Identifiers
- Symbol: COL18A1
- NCBI gene: 80781
- HGNC: 2195
- OMIM: 120328
- RefSeq: NM_130445
- UniProt: P39060

Other data
- Locus: Chr. 21 q22.3

Search for
- Structures: Swiss-model
- Domains: InterPro

= Type XVIII collagen =

Type of collagen

Type XVIII collagen is a type of collagen which can be cleaved to form endostatin. The endostatin is from the c terminus end of the collagen XVIII, and is known to have an inhibitory effect on the growth of blood vessels. This is seen with tumors, where endostatin inhibits the growth of the blood vessels of the tumor as well as the overall growth of the tumor.

The collagen XVIII is located within the basement membrane, and plays a major role in the integrity of the structure of the basement membrane for both endothelial and epithelial cells. The collagen XVIII has three different isoforms. While each of the isoforms has the same C-terminus end, they have a varying structure on the N-terminus end, which results in the formation of short, medium or long form Collagen XVIII.

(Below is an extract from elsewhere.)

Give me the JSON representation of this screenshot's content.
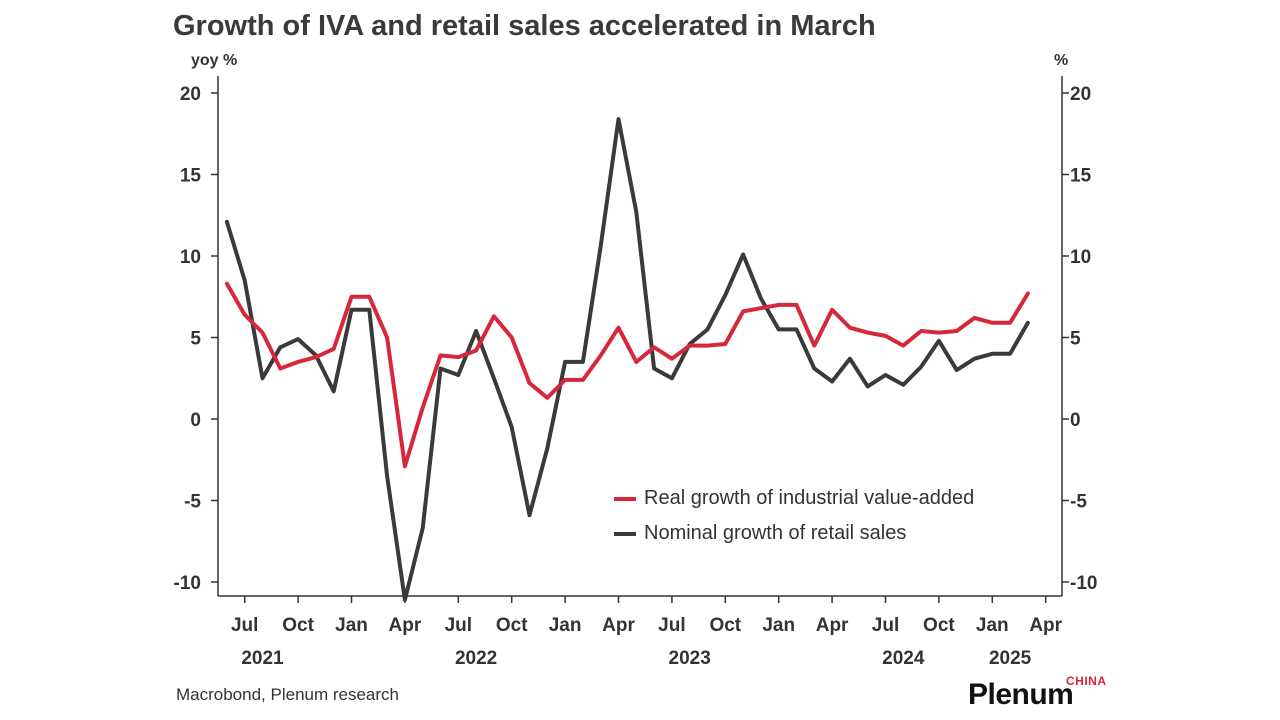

== Type XVIII Collagen and Knobloch Syndrome ==
Knobloch Syndrome is a type of inherited autosomal recessive disorder in which a mutation occurs in the endostatin COL18A1 protein encoding gene, which codes for production of type XVIII collagen. It is speculated that the mutation of type XVIII collagen that occurs in Knobloch syndrome can be located in several variants of endostatin, a gene that interacts with type XVIII collagen to not only develop the ocular system, but to also maintain its visual functionality. Evidence has been found for Knobloch syndrome development in genomes containing no mutations in the COL18A1 gene, and thus different variants of endostatin genes can also be responsible for the disease. One such variant of endostatin genes is the D1437N gene, which occurs after two mutations in the COL18A1 gene: the first is a one-base pair mutation insertion, and the other is an amino acid substitution of a conserved amino acid of endostatin. This amino acid substitution is deleterious because it blocks the endostatin variant from interacting with laminin. This discovery was significant in that it provided a new genetic locus for Knobloch syndrome, which helped to explain the development of the disease from genomes free of mutation in the COL18A1 gene.

The mutations in type XVIII collagen result in a multitude of abnormalities in vision and eye structure, some of which include high myopia, vitreoretinal degeneration, retinal detachment, macular abnormalities, and occipital encephalocele. Additionally, fragile iris, overgrowth of blood vessels in the retina, and an excess of electron-dense deposits, which leads to a disease called dense deposit disease, may also occur in Knobloch syndrome. Type XVIII collagen functions to provide strength, structural integrity, and cohesiveness to the basement membrane region in endothelial and epithelial cells of many different types of tissues. When type XVIII collagen is mutated at the COL18A1 gene, exon 2 in the sequence is skipped, which results in production of an early termination codon in exon 4 of this gene's transcript. This type of mutation particularly affects only one isoform of type XVIII collagen - the short isoform type, while the medium and long isoforms are unaffected.